Hades indeed complied with the request, but first he tricked her giving her a kernel of a pomegranate to eat. She ate four seeds, which correspond to the dry summer months in Greece. It was a rule of the Fates that whoever consumed food or drink in the Underworld was doomed to spend eternity there. Persephone was released by Hermes, who had been sent to retrieve her, but she was obliged to spend four months of a year in the underworld, and the remaining two thirds with the gods above. The various local traditions place Persephone's abduction in a different location. The Sicilians, among whom her worship was probably introduced by the Corinthian and Megarian colonists, believed that Hades found her in the meadows near Enna, and that a well arose on the spot where he descended with her into the lower world. The Cretans thought that their own island had been the scene of the rape, and the Eleusinians mentioned the Nysian plain in Boeotia, and said that Persephone had descended with Hades into the lower world at the entrance of the western Oceanus. Later accounts place the rape in Attica, near Athens, or near Eleusis.
The Homeric hymn mentions the Nysion (or Mysion), probably a mythical place which didn’t exist in the map. The locations of this mythical place may simply be conventions to show that a magically distant chthonic land of myth was intended in the remote past. Before Persephone was abducted by Hades, the shepherd Eumolpus and the swineherd Eubuleus, saw a girl being carried of into the earth which had violently opened up, in a black chariot, driven by an invisible driver. Eubuleus was feeding his pigs at the opening to the underworld when Persephone was abducted by Plouton. His swine were swallowed by the earth along with her, and the myth is an etiology for the relation of pigs with the ancient rites in Thesmophoria, and in Eleusis.
In the hymn, Persephone returns and she is reunited with her mother near Eleusis.
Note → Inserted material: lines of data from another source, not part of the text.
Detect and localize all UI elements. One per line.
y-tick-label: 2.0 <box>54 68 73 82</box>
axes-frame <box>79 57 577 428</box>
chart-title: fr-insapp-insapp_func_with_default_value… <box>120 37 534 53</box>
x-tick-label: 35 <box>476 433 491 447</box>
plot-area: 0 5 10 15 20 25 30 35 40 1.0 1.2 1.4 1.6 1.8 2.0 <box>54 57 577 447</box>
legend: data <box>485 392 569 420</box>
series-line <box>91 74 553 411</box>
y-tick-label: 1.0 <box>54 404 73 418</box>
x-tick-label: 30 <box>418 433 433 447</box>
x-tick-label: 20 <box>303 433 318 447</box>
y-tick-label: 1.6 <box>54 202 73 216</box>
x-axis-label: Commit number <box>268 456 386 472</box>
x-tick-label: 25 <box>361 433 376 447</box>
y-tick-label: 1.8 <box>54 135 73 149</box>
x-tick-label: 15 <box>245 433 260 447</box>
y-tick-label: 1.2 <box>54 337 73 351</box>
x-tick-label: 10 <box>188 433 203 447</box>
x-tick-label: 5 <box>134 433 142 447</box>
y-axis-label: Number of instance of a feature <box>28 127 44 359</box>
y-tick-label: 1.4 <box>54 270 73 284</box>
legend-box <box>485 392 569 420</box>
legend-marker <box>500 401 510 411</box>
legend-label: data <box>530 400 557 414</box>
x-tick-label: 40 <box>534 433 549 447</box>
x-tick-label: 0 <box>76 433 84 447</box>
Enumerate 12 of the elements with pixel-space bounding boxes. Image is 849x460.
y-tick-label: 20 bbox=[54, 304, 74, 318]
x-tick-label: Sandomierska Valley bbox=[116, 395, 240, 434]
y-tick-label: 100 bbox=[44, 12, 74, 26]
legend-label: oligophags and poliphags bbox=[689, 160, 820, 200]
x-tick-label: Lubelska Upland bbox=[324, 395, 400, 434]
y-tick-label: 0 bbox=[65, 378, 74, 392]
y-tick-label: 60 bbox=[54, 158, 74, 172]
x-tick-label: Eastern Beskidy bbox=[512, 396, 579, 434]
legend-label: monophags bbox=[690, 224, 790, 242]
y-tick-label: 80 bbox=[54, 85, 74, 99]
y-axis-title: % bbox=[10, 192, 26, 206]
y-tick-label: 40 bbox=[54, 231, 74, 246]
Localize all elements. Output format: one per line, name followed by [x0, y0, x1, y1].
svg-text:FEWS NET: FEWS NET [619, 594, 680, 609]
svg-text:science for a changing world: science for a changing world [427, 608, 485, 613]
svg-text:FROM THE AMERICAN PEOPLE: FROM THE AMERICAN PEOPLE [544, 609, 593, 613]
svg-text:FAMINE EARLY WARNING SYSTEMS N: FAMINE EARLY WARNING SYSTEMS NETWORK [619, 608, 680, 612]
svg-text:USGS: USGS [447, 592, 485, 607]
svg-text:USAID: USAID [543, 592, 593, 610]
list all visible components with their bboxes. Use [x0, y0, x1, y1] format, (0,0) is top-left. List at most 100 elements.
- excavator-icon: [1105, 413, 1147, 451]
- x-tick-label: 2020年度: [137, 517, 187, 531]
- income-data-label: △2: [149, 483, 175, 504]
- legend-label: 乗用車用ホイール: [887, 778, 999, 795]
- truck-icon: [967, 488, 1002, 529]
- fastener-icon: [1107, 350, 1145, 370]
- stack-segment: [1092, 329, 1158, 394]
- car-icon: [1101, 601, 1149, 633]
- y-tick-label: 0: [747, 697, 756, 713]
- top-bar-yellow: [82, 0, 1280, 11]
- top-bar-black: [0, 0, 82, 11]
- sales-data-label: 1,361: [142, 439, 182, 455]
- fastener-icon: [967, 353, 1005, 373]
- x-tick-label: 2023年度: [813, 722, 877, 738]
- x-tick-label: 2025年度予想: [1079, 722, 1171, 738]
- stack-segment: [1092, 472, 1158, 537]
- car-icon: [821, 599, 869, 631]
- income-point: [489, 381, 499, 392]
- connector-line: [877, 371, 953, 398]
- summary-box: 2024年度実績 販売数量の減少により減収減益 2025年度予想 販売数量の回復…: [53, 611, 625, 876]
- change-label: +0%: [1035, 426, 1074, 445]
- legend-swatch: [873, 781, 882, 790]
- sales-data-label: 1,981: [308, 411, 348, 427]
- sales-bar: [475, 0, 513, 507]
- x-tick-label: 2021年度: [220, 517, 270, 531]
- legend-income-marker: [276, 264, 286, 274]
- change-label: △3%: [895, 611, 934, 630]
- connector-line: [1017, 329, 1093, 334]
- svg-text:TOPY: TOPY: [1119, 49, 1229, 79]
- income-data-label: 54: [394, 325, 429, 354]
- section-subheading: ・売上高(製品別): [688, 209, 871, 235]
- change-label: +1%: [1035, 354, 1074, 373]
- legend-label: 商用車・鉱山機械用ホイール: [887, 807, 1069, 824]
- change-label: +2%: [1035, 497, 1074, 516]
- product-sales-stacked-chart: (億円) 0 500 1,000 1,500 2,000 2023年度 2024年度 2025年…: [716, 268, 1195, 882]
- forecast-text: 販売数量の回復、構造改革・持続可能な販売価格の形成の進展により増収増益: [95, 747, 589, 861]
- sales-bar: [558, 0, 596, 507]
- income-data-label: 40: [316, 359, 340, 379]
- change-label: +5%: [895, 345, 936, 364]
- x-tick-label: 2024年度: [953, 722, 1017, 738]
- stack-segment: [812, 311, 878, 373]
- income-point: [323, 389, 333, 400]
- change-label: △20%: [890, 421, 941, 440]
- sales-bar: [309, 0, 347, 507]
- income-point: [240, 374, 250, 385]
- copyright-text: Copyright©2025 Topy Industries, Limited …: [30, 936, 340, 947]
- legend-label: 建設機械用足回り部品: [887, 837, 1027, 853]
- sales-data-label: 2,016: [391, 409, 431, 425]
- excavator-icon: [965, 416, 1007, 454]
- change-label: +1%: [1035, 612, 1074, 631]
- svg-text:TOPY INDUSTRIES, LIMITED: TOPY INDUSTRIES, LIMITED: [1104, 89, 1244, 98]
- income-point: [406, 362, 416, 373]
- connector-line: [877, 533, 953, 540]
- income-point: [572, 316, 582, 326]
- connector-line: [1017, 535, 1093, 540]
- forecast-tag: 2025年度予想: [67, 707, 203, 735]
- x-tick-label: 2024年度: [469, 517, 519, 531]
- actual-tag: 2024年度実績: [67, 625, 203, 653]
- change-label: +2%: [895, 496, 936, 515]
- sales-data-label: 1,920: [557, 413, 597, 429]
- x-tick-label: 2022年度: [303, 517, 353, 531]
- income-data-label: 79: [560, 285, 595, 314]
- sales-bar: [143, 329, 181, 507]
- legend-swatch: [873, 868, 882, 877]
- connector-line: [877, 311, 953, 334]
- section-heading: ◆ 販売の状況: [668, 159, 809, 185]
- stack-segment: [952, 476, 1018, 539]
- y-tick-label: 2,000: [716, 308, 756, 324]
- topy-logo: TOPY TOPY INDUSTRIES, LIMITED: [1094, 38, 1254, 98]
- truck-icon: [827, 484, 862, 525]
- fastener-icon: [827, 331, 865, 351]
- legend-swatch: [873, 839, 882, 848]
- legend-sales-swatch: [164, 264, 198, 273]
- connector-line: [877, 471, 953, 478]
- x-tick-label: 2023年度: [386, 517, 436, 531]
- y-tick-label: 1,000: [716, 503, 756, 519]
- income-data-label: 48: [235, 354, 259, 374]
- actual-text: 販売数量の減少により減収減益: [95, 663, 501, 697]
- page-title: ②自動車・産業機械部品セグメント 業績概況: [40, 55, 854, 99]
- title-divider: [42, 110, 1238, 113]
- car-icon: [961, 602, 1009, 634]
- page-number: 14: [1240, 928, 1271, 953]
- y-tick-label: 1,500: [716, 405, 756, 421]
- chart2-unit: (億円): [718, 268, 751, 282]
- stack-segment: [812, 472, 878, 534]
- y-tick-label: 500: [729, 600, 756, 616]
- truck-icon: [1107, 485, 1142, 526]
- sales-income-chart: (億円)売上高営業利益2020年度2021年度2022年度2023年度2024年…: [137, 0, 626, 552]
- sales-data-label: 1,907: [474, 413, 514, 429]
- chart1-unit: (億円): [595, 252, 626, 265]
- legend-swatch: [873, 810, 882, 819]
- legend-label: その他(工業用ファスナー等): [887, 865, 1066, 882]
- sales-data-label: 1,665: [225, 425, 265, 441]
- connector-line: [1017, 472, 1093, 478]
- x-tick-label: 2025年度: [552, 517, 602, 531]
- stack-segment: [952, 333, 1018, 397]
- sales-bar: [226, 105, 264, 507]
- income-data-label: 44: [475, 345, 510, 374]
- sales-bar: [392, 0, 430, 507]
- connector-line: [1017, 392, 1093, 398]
Demeter as she has been promised established her mysteries (orgies) when the Eleusinians built for her a temple near the spring of Callichorus. These were awful mysteries, which were not allowed to be uttered. The uninitiated would spent a miserable existence in the gloomy space of Hades, after death.
In some versions, Ascalaphus informed the other deities that Persephone had eaten the pomegranate seeds. When Demeter and her daughter were reunited, the Earth flourished with vegetation and color, but for some months each year, when Persephone returned to the underworld, the earth once again became a barren realm. This is an origin story to explain the seasons.
In an earlier version, Hecate rescued Persephone. On an Attic red-figured bell krater of ca 440 BC in the Metropolitan Museum of Art, Persephone is rising as if up stairs from a cleft in the earth, while Hermes stands aside; Hecate, holding two torches, looks back as she leads her to the enthroned Demeter.
The tenth-century Byzantine encyclopedia Suda introduces a goddess of a blessed afterlife assured to Orphic mystery initiates. This Macaria is asserted to be the daughter of Hades, but no mother is mentioned.